Appliquée au monde de l’entreprise, la notion de grandeur désigne spontanément sa taille. On parle d’organisations d’au moins 5.000 salariés, de 1,5 milliard d’euros de chiffre d’affaires… Comparées aux PME, et plus encore aux TPE, ce sont de véritables poids lourds. Mais cette approche quantitative épuise-t-elle le concept de grandeur ? Outre la taille (Amazon, Volkswagen) et les résultats (Microsoft, LVMH) on peut mesurer l’amplitude d’une entreprise au moyen d’autres critères : sa vision stratégique, son excellence organisationnelle, sa qualité, sa contribution sociétale, le développement des personnes… Chaque type de grandeur dit quelque chose de la manière dont une organisation conçoit le monde.
Une grandeur au-delà de la performance ?
L’entrepreneuriat et le management sont souvent présentés comme les derniers lieux de grandes réalisations humaines, comme le suggère la célèbre rencontre entre Steve Jobs et John Sculley qui dirigeait alors Pepsi Cola. Steve Jobs vient le débaucher par ces quelques mots : "Allez-vous continuer à vendre de l’eau sucrée le reste de votre vie ou voulez-vous changer le monde avec moi ?" Ce qui fait écho à la pensée de Gilles Lipovetsky dans L’Ère du vide : "L’entreprise désormais, prétend donner sens à la vie : elle devient la scène d’une existence qui cherche son intensité."
Un constat qui ne doit pas masquer la dimension anthropologique de la grandeur. "L’homme passe infiniment l’homme" dit Pascal. Une façon de comprendre que sans grandeur, l’être humain s’ennuie et perd le sens de sa vie. La grandeur crée un sentiment d’admiration. Voici la réflexion de Luc Ferry :
"Ce qu’on admire sans réserve, c’est ce qui est transcendant, extérieur et supérieur à nous et qui, par là-même, nous fait en quelque façon échapper à l’ego, nous pousse vers une espèce d’abnégation, de sortie de soi… L’admiration, par-delà notre infériorité, nous donne le sentiment de participer malgré tout du grandiose, ne fût-ce que par la compréhension que nous en avons, et cette participation nous rend heureux dans la mesure où elle suscite en nous une certaine forme d’enthousiasme, au sens étymologique du terme en théos, être plongé dans le théos,, dans le divin."

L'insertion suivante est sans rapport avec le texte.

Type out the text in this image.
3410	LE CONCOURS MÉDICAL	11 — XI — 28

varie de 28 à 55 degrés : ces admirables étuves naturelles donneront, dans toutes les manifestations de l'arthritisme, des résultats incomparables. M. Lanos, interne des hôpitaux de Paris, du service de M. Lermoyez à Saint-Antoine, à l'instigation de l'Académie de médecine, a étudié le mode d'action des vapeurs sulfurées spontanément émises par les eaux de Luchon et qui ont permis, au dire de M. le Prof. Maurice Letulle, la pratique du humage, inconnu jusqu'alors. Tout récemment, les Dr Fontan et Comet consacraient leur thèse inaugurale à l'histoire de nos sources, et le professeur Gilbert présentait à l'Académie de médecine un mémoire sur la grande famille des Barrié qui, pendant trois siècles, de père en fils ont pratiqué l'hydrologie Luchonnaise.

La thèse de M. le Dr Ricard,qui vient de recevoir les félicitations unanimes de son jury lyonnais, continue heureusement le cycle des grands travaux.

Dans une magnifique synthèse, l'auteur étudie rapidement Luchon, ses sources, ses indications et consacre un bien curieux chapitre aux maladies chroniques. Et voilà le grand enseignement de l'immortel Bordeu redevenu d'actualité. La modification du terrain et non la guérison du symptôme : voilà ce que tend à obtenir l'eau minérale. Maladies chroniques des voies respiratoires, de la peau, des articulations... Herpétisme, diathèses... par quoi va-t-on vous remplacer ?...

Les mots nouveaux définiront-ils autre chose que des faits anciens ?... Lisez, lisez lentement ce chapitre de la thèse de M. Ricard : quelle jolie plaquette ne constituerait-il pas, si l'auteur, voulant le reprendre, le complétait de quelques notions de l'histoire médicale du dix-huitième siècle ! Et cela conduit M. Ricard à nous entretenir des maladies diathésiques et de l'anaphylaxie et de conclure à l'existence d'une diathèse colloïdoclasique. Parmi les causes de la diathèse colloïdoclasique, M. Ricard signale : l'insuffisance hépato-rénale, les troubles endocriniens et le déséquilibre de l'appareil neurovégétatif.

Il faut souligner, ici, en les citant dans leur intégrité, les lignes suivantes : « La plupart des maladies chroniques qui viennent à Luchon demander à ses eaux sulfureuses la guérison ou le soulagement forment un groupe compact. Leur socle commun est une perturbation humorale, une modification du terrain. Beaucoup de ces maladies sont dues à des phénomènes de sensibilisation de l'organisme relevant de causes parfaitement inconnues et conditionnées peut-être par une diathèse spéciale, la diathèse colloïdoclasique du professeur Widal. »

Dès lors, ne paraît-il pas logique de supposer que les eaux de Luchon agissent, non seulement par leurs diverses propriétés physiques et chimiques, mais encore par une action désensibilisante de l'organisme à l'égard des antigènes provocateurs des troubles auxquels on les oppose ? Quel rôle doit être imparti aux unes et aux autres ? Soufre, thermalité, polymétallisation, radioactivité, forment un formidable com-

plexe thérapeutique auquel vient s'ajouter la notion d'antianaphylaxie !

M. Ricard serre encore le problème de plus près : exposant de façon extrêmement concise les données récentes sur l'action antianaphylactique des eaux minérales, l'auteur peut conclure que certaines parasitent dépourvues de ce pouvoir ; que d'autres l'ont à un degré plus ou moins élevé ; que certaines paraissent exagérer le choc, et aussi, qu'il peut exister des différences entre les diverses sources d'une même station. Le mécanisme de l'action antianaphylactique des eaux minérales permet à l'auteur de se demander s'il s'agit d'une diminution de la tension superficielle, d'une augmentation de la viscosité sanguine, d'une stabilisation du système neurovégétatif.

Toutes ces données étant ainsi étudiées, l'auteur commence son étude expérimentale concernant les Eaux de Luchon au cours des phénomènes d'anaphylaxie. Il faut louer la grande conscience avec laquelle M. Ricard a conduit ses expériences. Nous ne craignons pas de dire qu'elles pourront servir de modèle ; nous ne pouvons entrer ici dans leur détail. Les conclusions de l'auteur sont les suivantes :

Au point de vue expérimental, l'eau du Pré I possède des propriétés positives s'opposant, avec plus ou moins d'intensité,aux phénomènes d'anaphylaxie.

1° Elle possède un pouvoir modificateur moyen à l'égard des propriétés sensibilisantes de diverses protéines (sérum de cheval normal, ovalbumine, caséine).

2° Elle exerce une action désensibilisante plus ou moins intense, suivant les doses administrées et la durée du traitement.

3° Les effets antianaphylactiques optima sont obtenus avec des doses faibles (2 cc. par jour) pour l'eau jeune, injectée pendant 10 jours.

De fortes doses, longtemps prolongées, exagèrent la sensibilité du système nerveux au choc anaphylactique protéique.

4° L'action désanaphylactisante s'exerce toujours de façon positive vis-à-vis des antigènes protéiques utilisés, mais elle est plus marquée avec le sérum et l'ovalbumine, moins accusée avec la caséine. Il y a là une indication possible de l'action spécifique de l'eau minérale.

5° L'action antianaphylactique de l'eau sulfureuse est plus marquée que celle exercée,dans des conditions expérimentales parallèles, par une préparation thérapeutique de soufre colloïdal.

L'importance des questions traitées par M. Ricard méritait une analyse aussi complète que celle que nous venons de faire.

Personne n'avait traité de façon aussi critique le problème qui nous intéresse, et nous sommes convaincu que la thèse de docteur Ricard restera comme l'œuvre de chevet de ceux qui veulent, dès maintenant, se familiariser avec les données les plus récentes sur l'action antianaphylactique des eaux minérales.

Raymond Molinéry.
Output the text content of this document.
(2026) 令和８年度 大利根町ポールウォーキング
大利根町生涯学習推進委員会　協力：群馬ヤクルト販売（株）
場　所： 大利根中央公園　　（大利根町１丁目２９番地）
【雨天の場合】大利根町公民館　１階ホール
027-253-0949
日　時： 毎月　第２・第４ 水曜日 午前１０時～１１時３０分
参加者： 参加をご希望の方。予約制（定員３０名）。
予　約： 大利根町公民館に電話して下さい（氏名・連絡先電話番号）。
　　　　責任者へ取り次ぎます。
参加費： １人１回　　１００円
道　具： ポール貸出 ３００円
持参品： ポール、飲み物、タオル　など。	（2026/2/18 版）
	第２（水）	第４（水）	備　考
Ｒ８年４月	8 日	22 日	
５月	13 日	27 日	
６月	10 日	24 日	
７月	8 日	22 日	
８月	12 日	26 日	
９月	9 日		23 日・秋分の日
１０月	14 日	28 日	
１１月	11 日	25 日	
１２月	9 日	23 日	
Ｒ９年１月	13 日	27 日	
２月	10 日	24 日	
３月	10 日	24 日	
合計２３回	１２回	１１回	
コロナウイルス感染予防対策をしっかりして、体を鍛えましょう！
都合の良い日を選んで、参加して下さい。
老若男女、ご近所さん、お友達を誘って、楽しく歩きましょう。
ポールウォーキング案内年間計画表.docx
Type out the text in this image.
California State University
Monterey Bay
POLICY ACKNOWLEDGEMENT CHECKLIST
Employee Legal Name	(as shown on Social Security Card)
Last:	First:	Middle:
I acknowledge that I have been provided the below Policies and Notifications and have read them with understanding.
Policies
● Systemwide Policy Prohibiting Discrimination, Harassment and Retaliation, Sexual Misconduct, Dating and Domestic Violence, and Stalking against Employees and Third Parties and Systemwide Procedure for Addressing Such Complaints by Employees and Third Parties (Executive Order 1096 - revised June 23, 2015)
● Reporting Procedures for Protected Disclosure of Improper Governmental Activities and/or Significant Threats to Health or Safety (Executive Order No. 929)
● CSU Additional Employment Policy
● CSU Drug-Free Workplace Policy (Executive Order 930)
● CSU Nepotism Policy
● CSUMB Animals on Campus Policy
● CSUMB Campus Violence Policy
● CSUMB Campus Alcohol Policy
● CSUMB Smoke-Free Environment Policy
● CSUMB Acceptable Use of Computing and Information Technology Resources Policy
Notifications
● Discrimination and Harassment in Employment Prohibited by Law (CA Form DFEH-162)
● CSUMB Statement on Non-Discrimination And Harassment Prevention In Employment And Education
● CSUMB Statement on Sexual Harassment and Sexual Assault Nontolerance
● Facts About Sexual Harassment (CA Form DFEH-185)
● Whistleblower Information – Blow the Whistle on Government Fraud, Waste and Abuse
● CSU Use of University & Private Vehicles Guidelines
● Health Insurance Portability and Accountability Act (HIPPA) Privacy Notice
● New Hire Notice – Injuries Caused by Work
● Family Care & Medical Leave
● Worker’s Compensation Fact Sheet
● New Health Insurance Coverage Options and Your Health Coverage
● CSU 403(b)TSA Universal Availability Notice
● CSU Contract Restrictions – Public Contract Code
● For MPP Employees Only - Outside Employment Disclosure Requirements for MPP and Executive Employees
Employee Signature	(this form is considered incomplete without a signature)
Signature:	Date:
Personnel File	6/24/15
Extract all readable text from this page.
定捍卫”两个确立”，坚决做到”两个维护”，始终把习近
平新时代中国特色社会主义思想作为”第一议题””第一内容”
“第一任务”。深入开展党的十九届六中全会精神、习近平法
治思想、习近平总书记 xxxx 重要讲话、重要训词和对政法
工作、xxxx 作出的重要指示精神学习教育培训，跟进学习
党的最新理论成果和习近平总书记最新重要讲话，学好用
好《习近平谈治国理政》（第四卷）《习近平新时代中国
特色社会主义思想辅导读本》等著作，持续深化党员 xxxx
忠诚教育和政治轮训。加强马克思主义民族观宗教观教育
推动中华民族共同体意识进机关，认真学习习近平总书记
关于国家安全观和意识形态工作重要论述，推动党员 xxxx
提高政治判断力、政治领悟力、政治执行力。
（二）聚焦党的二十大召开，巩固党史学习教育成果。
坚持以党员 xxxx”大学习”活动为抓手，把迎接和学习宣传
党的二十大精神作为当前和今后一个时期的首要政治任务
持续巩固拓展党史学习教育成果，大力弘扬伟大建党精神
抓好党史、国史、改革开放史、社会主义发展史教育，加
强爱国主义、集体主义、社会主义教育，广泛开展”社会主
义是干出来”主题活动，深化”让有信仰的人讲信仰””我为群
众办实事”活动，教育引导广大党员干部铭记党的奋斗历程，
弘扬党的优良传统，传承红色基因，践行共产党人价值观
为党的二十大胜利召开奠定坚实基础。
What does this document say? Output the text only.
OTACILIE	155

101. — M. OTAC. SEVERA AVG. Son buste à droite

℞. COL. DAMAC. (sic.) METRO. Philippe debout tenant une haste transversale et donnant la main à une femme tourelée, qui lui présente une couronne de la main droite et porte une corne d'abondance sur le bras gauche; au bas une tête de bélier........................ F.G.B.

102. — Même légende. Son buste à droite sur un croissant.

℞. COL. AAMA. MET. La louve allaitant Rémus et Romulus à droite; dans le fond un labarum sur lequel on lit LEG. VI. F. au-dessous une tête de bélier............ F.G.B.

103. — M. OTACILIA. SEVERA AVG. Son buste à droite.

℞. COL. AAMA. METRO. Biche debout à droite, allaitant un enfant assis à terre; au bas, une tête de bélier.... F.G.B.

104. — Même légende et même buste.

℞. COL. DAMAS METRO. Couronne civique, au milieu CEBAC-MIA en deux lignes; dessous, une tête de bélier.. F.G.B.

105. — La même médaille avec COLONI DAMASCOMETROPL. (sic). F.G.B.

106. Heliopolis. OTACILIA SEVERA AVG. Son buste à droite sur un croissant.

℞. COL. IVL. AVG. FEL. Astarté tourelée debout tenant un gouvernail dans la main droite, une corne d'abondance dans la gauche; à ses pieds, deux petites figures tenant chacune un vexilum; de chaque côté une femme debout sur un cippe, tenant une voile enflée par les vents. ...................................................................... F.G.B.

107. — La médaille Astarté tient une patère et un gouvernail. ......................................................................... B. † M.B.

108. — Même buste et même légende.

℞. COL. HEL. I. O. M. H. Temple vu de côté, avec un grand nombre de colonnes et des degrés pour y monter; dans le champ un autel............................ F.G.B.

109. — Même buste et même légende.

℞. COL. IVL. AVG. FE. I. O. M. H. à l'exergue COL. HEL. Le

Magnanimité et magnificence
Sommes-nous légitimes pour servir de grands projets ? Étymologiquement, le mot magnanime signifie grandeur (magnus) d’âme (anima). On l’oppose à la pusillanimité, de pullus, petit animal (d’où "poule"), et puer, petit garçon (d’où "puéril") ; pusillanimitas est la faiblesse d’âme. Pour Aristote, la magnanimité est "la disposition de celui qui se juge digne de grandes choses, étant réellement digne de grandes choses". Là où l’ambitieux cherche une grande fonction dans son propre intérêt, le magnanime veut servir un grand projet avec un certain désintéressement, tout simplement parce qu’il s’en sent capable.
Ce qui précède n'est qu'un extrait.